La mythologie des «i» d’Apple

De l’iMac à l’iPhone, et de l’iPod à l’iPad, l’imaginaire de la marque à la pomme

Steve Jobs, ressuscité puis sanctifié

L’époque Pixar et NeXT

Entre 1985 et 1995, Steve Jobs investit dans la société d’animation en image de synthèse Pixar. Il fonde les ordinateurs NeXT, qui se révèlent un gouffre financier, malgré la qualité de leur système d’exploitation, NeXTStep (ébauche du futur système OS X).

Oublié de tous, il fait néanmoins un retour remarqué en 1995 grâce au succès du film « Toy Story » produit par Pixar.

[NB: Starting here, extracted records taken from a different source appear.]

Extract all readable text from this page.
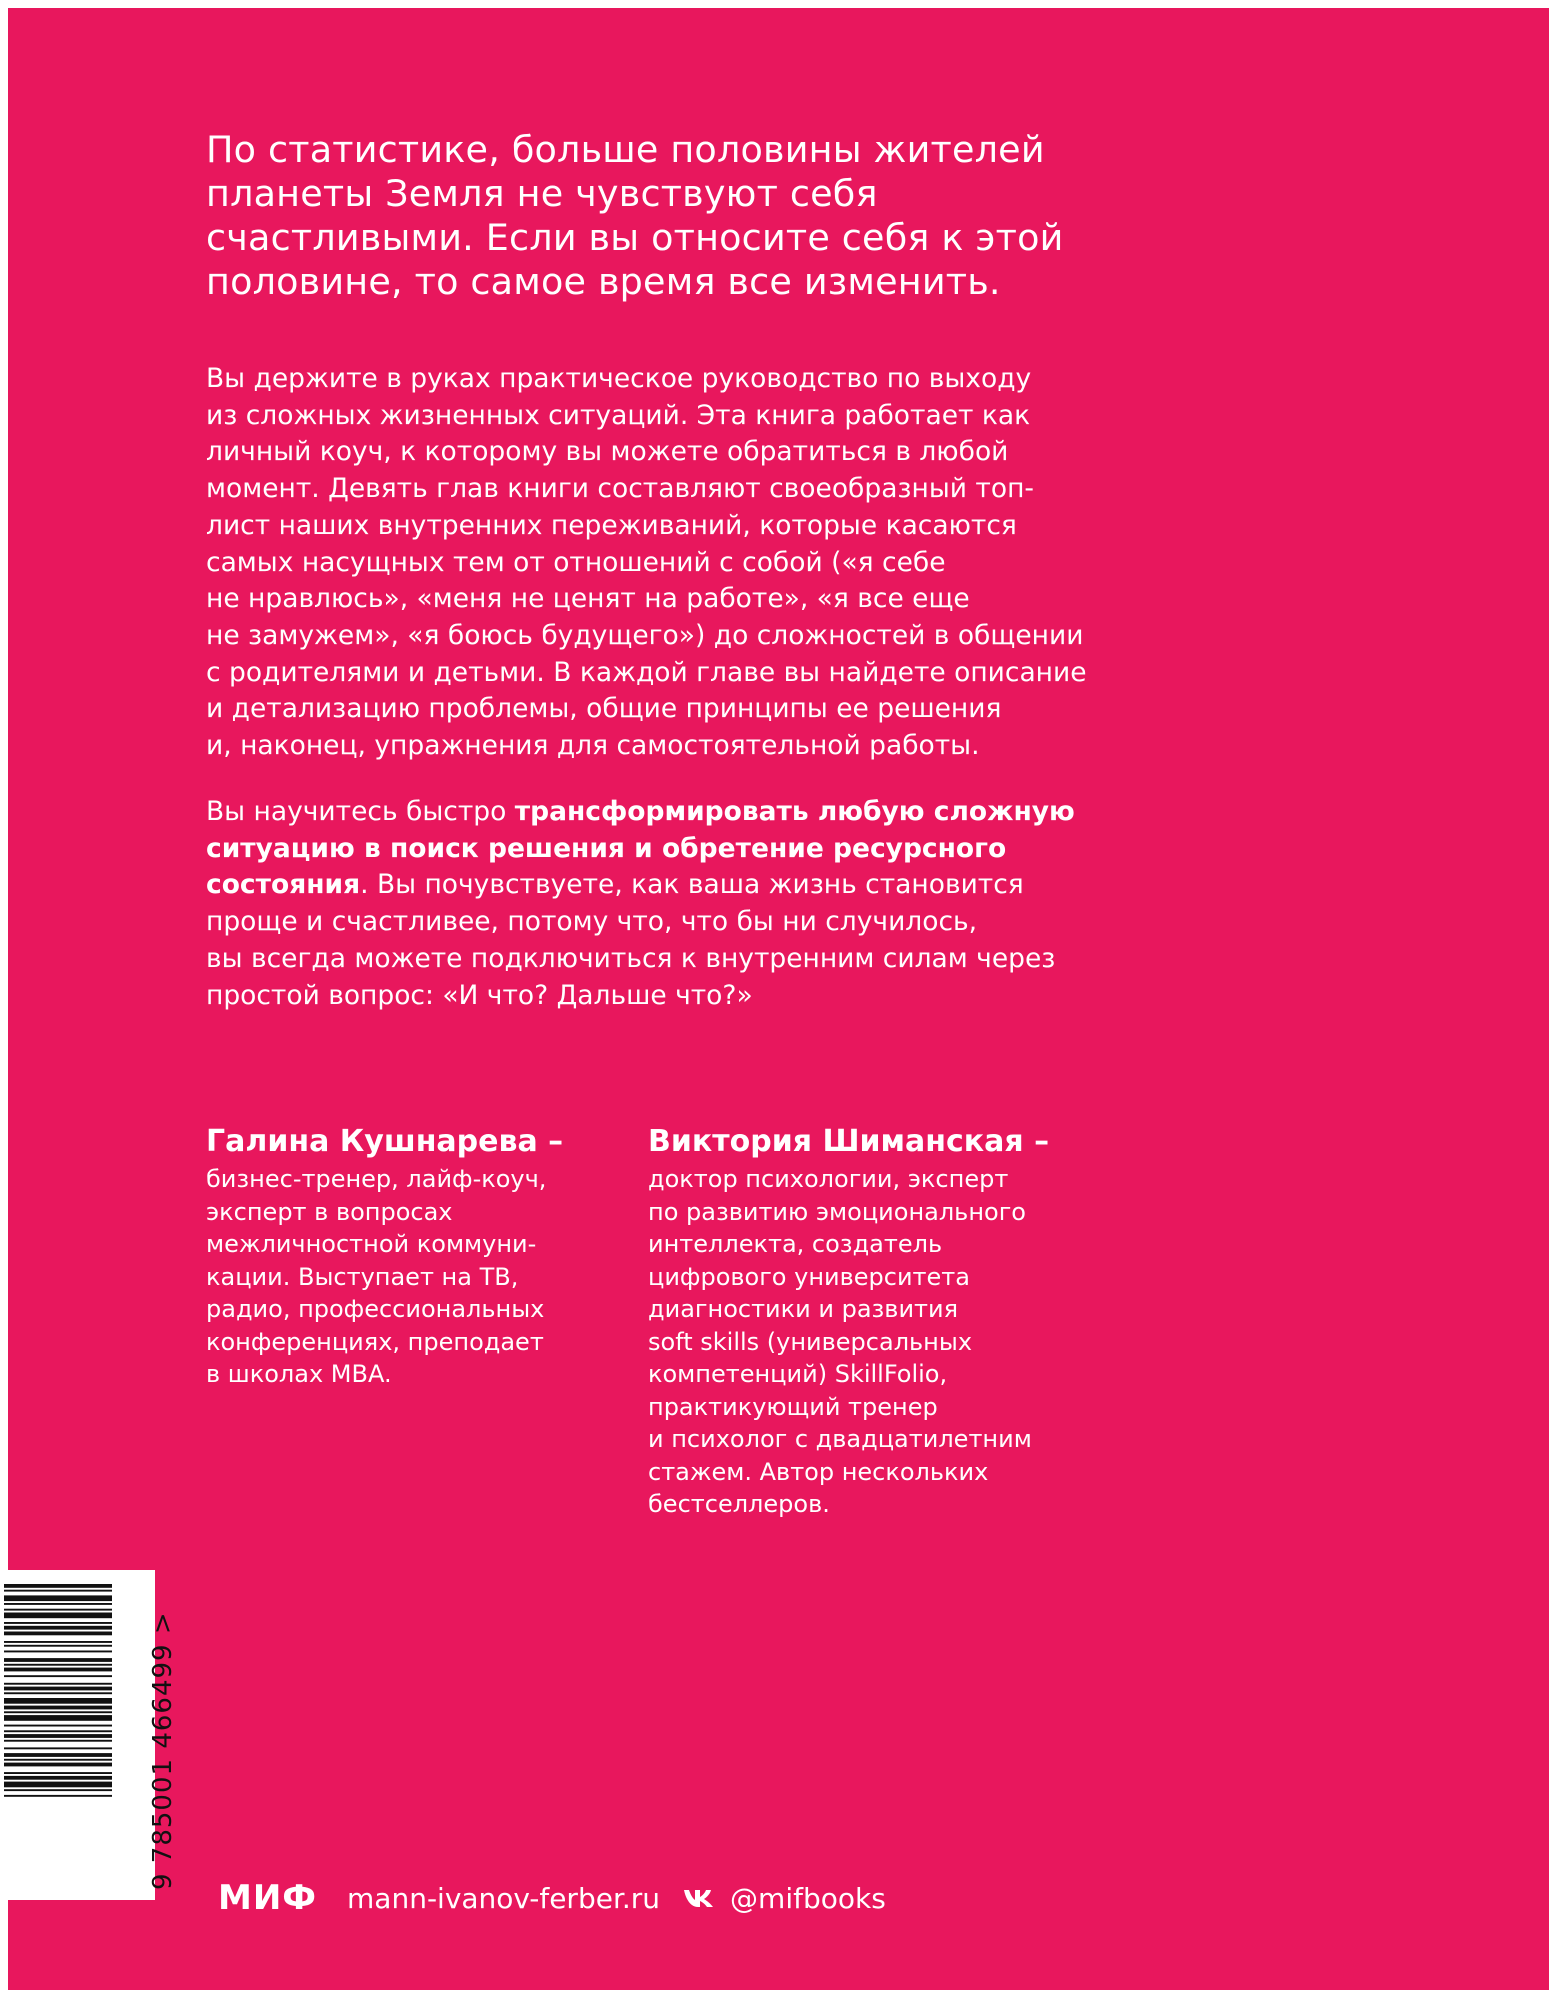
По статистике, больше половины жителей
планеты Земля не чувствуют себя
счастливыми. Если вы относите себя к этой
половине, то самое время все изменить.
Вы держите в руках практическое руководство по выходу
из сложных жизненных ситуаций. Эта книга работает как
личный коуч, к которому вы можете обратиться в любой
момент. Девять глав книги составляют своеобразный топ-
лист наших внутренних переживаний, которые касаются
самых насущных тем от отношений с собой («я себе
не нравлюсь», «меня не ценят на работе», «я все еще
не замужем», «я боюсь будущего») до сложностей в общении
с родителями и детьми. В каждой главе вы найдете описание
и детализацию проблемы, общие принципы ее решения
и, наконец, упражнения для самостоятельной работы.
Вы научитесь быстро трансформировать любую сложную
ситуацию в поиск решения и обретение ресурсного
состояния. Вы почувствуете, как ваша жизнь становится
проще и счастливее, потому что, что бы ни случилось,
вы всегда можете подключиться к внутренним силам через
простой вопрос: «И что? Дальше что?»
Галина Кушнарева –
бизнес-тренер, лайф-коуч,
эксперт в вопросах
межличностной коммуни-
кации. Выступает на ТВ,
радио, профессиональных
конференциях, преподает
в школах MBA.
Виктория Шиманская –
доктор психологии, эксперт
по развитию эмоционального
интеллекта, создатель
цифрового университета
диагностики и развития
soft skills (универсальных
компетенций) SkillFolio,
практикующий тренер
и психолог с двадцатилетним
стажем. Автор нескольких
бестселлеров.
МИФ mann-ivanov-ferber.ru	@mifbooks
9 785001 466499 >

Apple qui vient de traverser la plus grave crise de son histoire, est alors en plein doute. C’est l’occasion rêvée pour Steve Jobs de faire son retour au sein de l’entreprise… qui rachète NeXT et le réembauche.

« Think different »

De retour aux affaires, il lance en 1997 la campagne « Think different ». Le texte de la publicité, qui utilise les visages de personnalités comme Picasso, Gandhi ou Martin Luther King, ressemble à s’y méprendre à un portrait idéalisé du démiurge d’Apple :

Là où certains voient des fous, nous voyons des génies. Parce que les gens qui sont assez fous pour penser qu’ils peuvent changer le monde sont ceux qui le font. Pensez différemment.


Les « génies » mise en scène par la célèbre campagne de publicité d’Apple : « Think different ». 

Par la suite, au tournant des années 2000, Apple va décliner une suite d’objets multimédias en « i » dont chaque nouvel exemplaire semble révolutionner nos usages : l’iMac en 1998, l’iPod en 2001, suivis de l’iPhone en 2007 et de l’iPad en 2010. Chacune de ces inventions est célébrée lors de ces fameuses « keynotes » en forme de grand messe, dans lesquelles le charisme de prédicateur de Jobs (bouddhiste et végétarien), faisait des merveilles.

Trois fois ressuscité

Steve Jobs, après sa traversée du désert, est donc un ressuscité d’Apple.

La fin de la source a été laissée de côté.